>>But they found that no-one had welded steel that thick since 1945 and by the mid-1980’s the knowledge was lost.<<
Where I worked, the term was “tribal knowledge” — information that was passed from older members of the team to new members, but never documented. It was regarded as a bad thing, to be remedied when realized.
I think we had similar issues with the details of building the Saturn V rocket.
““tribal knowledge” — information that was passed from older members of the team to new members”
That is the way the old Guild system worked.
Don’t tell anybody but your tribe how to do something to protect your jobs.
It happens today with IT projects. The folks that built it retire. Nobody new knows how to do it that way. Remember the Y2K horror stories and the search for the hold coders?
So they spend buckets o’ money on new tech, with new folks that will be gone in a few years. Rinse. Repeat.
Great for the Tribe. Bad for everybody else.
watch " the African Queen" , Humphrey Bogart knew where and how hard to kick the boiler to keep it from blowing up.
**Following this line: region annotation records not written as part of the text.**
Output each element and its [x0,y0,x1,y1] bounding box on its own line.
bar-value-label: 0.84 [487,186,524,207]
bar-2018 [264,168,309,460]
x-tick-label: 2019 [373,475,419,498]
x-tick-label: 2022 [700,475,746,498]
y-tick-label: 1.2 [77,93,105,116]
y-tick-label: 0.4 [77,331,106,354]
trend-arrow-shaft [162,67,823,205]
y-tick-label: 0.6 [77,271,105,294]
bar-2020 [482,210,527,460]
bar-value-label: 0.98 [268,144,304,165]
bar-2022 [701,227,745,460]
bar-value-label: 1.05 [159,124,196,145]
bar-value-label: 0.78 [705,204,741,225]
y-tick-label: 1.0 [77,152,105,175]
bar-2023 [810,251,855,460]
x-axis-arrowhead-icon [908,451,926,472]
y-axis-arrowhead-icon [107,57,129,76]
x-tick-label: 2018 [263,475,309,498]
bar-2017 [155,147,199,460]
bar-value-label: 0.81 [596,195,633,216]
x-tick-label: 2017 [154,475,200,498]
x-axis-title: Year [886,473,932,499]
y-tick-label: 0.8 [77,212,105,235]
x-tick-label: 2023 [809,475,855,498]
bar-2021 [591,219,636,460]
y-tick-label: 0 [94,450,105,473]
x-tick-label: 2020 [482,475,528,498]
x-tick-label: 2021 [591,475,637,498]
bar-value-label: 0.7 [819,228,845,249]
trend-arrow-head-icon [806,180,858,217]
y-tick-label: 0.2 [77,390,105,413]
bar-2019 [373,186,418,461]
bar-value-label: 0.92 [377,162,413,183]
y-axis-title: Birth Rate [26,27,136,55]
That wasnt in any manual.
I hired on at a semiconductor company only to find that their process was 100% 'tribal knowledge'.
Took me a couple years to document every. single. step.
As a side effect I doubled the yield...
Fortunately, SpaceX is building better rockets than the Saturn V ever was.
So in this area, we are exceeding the capabilities of the past.
On bottoms up after a trip we routinely burned gas flares of 60 to 100 feet high having learned to monitor the bubble point depth and circulate out on the BOP until all was clear. It was like tickling the dragon's tale sometimes but we had people who had acquired the skills and nerve to do it reliably. You also had to have the right tools and be rigged up well and tested better to do it. I doubt it could be done again today. I doubt anyone would let us.